There are few differences between the original model and the new S6 Edge+. If you loved the look of the Edge but found a 5.1-inch screen a bit too small, then you’re going to love the Edge+.
If you didn’t, you aren’t going to find anything new to like here.
The new model keeps the same curved edge on the display, but tries to make it a bit more useful this time around by letting you add your own apps to the quick launcher, rather than just allowing a few key contacts. It might not be a ‘killer’ feature, but at least it makes use of the device’s unusually shaped display, rather than it being purely for looks.
It does still look beautiful too though.
While in ‘edge view’, swiping left or right moves you between your list of app and contact shortcuts. The tab that you use to access the shortcuts is also now adjustable, allowing you to place it wherever you like on the side of the screen.

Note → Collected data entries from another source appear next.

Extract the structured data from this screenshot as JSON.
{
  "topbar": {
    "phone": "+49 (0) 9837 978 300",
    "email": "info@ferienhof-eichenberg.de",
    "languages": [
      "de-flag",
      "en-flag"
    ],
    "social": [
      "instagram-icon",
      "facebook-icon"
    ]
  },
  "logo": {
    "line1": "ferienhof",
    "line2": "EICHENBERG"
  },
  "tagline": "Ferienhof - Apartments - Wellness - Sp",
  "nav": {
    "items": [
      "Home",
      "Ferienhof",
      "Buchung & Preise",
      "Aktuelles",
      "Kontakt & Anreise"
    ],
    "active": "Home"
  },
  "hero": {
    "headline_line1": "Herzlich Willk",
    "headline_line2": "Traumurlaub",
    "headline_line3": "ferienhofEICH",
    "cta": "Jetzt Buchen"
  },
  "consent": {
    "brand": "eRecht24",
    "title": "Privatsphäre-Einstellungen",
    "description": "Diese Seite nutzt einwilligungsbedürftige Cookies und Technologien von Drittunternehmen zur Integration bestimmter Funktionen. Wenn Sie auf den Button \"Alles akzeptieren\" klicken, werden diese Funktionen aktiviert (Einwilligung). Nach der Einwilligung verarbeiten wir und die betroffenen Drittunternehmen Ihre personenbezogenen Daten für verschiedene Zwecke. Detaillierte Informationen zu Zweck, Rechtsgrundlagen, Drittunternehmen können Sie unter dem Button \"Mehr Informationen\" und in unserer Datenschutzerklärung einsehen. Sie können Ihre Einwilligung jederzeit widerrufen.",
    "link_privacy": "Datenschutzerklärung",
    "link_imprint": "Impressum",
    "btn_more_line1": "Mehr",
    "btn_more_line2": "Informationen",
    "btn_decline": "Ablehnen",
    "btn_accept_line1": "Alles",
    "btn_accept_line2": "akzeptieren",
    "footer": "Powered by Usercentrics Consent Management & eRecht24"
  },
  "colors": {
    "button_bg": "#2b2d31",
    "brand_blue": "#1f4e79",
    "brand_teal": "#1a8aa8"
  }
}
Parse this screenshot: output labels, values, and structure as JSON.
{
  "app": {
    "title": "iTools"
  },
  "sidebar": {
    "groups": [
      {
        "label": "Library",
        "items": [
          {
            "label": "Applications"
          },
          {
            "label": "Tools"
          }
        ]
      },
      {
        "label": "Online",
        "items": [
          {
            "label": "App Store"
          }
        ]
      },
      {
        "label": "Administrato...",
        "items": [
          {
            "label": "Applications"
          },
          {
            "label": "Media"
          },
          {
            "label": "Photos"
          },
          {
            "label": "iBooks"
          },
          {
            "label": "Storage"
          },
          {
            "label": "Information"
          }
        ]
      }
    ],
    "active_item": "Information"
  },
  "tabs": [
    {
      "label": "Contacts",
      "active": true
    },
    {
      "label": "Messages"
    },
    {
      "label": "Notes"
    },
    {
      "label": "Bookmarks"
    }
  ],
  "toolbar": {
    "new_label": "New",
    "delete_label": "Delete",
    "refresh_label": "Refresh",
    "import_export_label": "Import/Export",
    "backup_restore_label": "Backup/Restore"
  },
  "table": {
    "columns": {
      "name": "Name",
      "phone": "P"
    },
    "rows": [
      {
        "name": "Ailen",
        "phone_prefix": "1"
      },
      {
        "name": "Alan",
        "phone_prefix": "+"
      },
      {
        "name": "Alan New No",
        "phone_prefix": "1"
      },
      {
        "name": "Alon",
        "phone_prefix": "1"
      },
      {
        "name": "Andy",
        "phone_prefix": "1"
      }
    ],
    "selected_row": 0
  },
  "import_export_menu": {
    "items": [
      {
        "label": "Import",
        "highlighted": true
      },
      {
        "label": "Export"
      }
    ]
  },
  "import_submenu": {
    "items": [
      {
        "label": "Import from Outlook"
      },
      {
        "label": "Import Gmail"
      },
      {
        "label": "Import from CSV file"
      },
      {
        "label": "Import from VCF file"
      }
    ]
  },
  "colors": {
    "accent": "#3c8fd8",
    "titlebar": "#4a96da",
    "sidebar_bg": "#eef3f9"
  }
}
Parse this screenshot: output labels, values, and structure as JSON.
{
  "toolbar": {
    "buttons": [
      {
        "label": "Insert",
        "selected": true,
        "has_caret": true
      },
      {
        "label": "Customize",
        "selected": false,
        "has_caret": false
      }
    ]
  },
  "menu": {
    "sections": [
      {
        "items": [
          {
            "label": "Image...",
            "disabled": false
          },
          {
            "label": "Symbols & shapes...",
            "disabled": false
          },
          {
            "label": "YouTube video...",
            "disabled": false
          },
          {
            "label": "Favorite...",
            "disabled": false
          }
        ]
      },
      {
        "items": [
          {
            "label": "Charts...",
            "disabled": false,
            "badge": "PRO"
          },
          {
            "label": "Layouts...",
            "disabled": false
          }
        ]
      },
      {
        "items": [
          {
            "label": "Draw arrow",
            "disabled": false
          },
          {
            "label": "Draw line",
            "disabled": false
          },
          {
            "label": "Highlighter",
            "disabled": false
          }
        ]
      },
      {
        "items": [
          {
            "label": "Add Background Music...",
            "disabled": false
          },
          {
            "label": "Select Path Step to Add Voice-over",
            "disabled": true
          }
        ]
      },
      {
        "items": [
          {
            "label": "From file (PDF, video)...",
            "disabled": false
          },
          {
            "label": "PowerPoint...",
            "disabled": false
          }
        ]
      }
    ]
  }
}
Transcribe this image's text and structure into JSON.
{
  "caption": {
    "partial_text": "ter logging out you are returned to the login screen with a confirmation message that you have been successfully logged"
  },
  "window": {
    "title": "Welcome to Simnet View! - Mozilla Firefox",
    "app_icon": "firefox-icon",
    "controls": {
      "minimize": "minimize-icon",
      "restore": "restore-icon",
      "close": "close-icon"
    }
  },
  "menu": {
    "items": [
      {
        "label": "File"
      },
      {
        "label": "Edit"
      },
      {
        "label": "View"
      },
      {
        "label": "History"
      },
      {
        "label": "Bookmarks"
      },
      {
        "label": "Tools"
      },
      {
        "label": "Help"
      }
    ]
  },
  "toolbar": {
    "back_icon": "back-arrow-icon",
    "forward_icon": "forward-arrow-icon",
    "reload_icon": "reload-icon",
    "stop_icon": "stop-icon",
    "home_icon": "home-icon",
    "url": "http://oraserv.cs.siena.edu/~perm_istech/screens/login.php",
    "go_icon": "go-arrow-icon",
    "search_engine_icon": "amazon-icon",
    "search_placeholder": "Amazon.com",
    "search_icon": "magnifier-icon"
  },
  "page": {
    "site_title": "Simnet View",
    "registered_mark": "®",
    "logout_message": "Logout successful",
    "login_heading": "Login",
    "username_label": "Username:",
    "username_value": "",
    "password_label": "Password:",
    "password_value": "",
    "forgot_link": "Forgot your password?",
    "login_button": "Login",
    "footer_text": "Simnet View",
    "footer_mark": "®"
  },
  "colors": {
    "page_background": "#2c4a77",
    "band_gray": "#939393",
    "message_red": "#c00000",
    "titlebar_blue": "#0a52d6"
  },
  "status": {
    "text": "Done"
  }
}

Under the bonnet, it offers an octa-core processor and 4GB of RAM to keep things ticking over, but in our short hands-on, there wasn’t a chance to really put the device through its paces.
On the rear, it offers the same 16-megapixel camera as the Edge, and on the front there’s the same 5-megapixel selfie snapper.
One of the new camera features for the Edge+ is the ability to combine four separate videos into one split-screen style. One of the four clips always has to play at regular speed, but you can adjust the others with effects and slo-mo as much as you like.
The S6 Edge+ also has a live-streaming mode, but the demo handsets locked down in ‘retail mode’ at the launch wouldn’t allow the app to be downloaded. It can also capture video at a 4K resolution, which is handy if you also have a 4K TV.
In its favor, for buyers that are interested in a large-screened phone, the 5.7-inch display on the S6 Edge+ is ultimately easier to hold and more comfortable as a result of its curved screen.
However, as much as people like big displays, they also like microSD expansion options and a removable battery, which are two things that the S6 Edge+ can’t offer.
The question, however, is whether the world needs or wants the S6 Edge+? Samsung is scrambling to turn round falling profits, so using the same internal specs for its flagship handsets (the Note 5 shares the same internal spec list) obviously provides some economies of scale that make churning out yet another device potentially worthwhile. Samsung’s home page currently offers 39 smartphones (in the UK, at least), so the potential for market confusion is real.
The handset will go on sale in the US and Canada on August 21 and at the start of September in the UK. Pricing hasn’t yet been announced, but judging from the price of the original Edge it’s will likely be at the high end of the scale.